甲申事変のその後

国王救出の要請をうけた清国軍が出動し、少数の日本軍を破り、開化派政権は文字どおり三日天下で倒れ、竹添公使は、金玉均らの亡命者とともに長崎に逃げ帰った。この間、混乱したソウルで、居住民約30名が殺された。日本政府は、井上馨を全権として、軍艦7隻を率いて、明治18年1月7日、ソウルで談判を開始し、他方で、万が一に備えて陸海軍を動員して下関に集結した。明治18年2月2日の伊藤宛井上の書簡によれば、井上は「竹添公使之所為、違法と否とは、今般事件之理論強弱も自ら相生じ候は必然」との弱みをもっていたために、かえって交渉には、「強情方法」を用いた。この結果1月9日漢城条約が結ばれ、朝鮮は日本に謝罪して損害賠償を支払いうほか、日本守備隊の宿舎を朝鮮の費用で建設することをみとめた。すなわち朝鮮内政に公然と武力をもって干渉した日本公使館の行動を強引に程認させたのである。
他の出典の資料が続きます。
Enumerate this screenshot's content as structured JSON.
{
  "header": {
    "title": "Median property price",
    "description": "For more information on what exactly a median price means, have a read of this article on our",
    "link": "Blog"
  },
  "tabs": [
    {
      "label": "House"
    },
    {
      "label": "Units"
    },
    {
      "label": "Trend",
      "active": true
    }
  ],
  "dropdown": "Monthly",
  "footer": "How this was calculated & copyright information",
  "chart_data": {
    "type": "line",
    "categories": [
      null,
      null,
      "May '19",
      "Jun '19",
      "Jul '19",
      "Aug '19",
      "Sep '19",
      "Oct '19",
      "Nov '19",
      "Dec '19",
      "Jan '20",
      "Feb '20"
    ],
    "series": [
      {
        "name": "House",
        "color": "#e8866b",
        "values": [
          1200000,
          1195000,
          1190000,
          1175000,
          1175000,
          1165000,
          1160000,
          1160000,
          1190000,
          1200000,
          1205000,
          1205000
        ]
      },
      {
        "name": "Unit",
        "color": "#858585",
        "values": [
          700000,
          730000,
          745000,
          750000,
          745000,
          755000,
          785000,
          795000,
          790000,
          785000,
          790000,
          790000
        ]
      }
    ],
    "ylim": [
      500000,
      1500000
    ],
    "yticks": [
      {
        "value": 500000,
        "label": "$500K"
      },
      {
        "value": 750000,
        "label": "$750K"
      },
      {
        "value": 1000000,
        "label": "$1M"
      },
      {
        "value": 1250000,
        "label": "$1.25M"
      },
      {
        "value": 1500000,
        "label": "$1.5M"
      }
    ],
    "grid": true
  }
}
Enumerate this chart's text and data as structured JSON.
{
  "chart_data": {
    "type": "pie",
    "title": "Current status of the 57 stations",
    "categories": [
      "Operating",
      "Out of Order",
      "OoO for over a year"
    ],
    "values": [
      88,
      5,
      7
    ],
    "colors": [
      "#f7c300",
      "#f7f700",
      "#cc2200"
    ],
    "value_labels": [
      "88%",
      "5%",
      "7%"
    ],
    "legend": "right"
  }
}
これが甲申事変である。この事件により日本政府は清朝と戦争なしには、朝鮮の支配権を確保できないことを認識したのです。

そもそも、歴史的に中国と朝鮮は冊封関係で結ばれているのは、秦漢以来の東アジアの伝統的な国際関係で、それは宗属関係と言い、清国が日本の暴力的侵略的政策に抵抗し、朝鮮の自治に干渉するのは仕方がないのでしょう。

  日本政府にとって日清両軍の同時撤退は、朝鮮の独立体制を維持するための欠かせない条件とよく言うが、それは清国の軍事的干渉を排除する目的をもって、「独立」という言葉で正当化したでけで、現に、清国との戦争の詔勅で清国は朝鮮の「独立」をないがしろにしていると、清国を非難して、戦争の目的を内外に明らかにして、世界に宣言しているが、わずか15年後には誇らしく「独立」をうたった日本によって朝鮮は完全にその独立を奪ってしまった。

 開化派を支援して朝鮮に勢力をすすめようとした日本政府の意図が完全に挫折したばかりか、政変に関与は朝鮮政府をして、ますます対日不信を増大させ、清国の朝鮮への内政干渉を強化させる結果ともなり、さらには、日・清両国の相つぐ干渉に不満をつのらせ朝鮮王朝をして、ロシアと接近させることになり、「朝露密約」さえ結ばれるようになった。

国内においては、事変の真相を知らぬ一般世論は、清国軍が日本人を殺傷したことを非難し、知識人や民権派も、侵略の機運を煽ることになるのです。